Tout ceux qui le connaissent savent que Clément est un grand poète et, en chansons, il est clairement dans la lignée de Léo Ferré. Ses textes peuvent être crus et avec le sexe on va sans hésitations vers le volcan qui brûle entre les cuisses de l'amante. Mais la tendresse l'emporte aussi quand c'est la nuque qu'il embrasse (Ta nuque) alors que les hommes reluquent le cul de cette beauté.

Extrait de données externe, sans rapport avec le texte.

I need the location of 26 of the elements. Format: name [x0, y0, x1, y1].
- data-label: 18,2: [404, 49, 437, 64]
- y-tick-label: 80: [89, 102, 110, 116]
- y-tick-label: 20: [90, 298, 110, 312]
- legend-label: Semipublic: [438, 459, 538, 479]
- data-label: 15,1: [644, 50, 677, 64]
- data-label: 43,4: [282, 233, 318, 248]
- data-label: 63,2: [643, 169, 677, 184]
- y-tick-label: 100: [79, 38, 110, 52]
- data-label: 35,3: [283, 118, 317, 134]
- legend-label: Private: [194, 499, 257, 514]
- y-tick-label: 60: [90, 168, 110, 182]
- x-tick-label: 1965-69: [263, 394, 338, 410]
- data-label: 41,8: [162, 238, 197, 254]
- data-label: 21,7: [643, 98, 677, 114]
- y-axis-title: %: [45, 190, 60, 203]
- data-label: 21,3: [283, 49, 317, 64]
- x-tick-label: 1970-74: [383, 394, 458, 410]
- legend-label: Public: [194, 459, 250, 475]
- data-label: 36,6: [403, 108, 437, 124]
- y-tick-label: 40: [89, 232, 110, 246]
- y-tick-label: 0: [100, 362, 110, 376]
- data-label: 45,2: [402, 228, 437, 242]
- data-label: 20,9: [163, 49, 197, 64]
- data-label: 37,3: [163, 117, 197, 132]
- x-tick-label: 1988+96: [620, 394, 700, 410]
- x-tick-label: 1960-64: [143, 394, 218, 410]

Mais l'amour est aussi éloignement ou séparation et on retrouve l'artiste en pleurs sur la voie 2 de la Gare Montparnasse, la gare des gens du Grand Ouest. Car Clément vient de son île d'Yeu où il vit toujours. Et il en chante la violence des récifs (Chporgne) mais aussi ces faire-parts de décès affichés dans les bars (Fleurs naturelles) et qui se concluent par une injonction sans appel « Fleurs naturelles uniquement ».
L'émotion est belle quand Clément se souvient des seins de sa mère (Les seins de ma mère), cette femme qui le surveillait de loin, sur la plage où le gamin faisait l'apprentissage de l'Atlantique. Beaucoup de tendresse aussi pour sa sœur, la frangine (Branleuse) partie pour le Québec et qui l'a laissé si triste, ce frangin « à la tendresse un peu picoleuse »
En forme de conclusion, l'artiste chante son métier (Chantons donc) ; il chante parce que c'est à ça qu'il sert, « pour s'entre consoler nos peines »
Nolvan Rivetti, un magnifique guitariste, accompagne sur la scène Clément Bertrand. Sa guitare électrique est le plus souvent d'une grande délicatesse mais peut devenir puissante quand les deux artistes deviennent de concert des rockeurs enflammés.
Clément Bertrand nous offre donc un beau spectacle émouvant et généreux. A ne pas rater par celles et ceux qui passeraient en juillet à Avignon.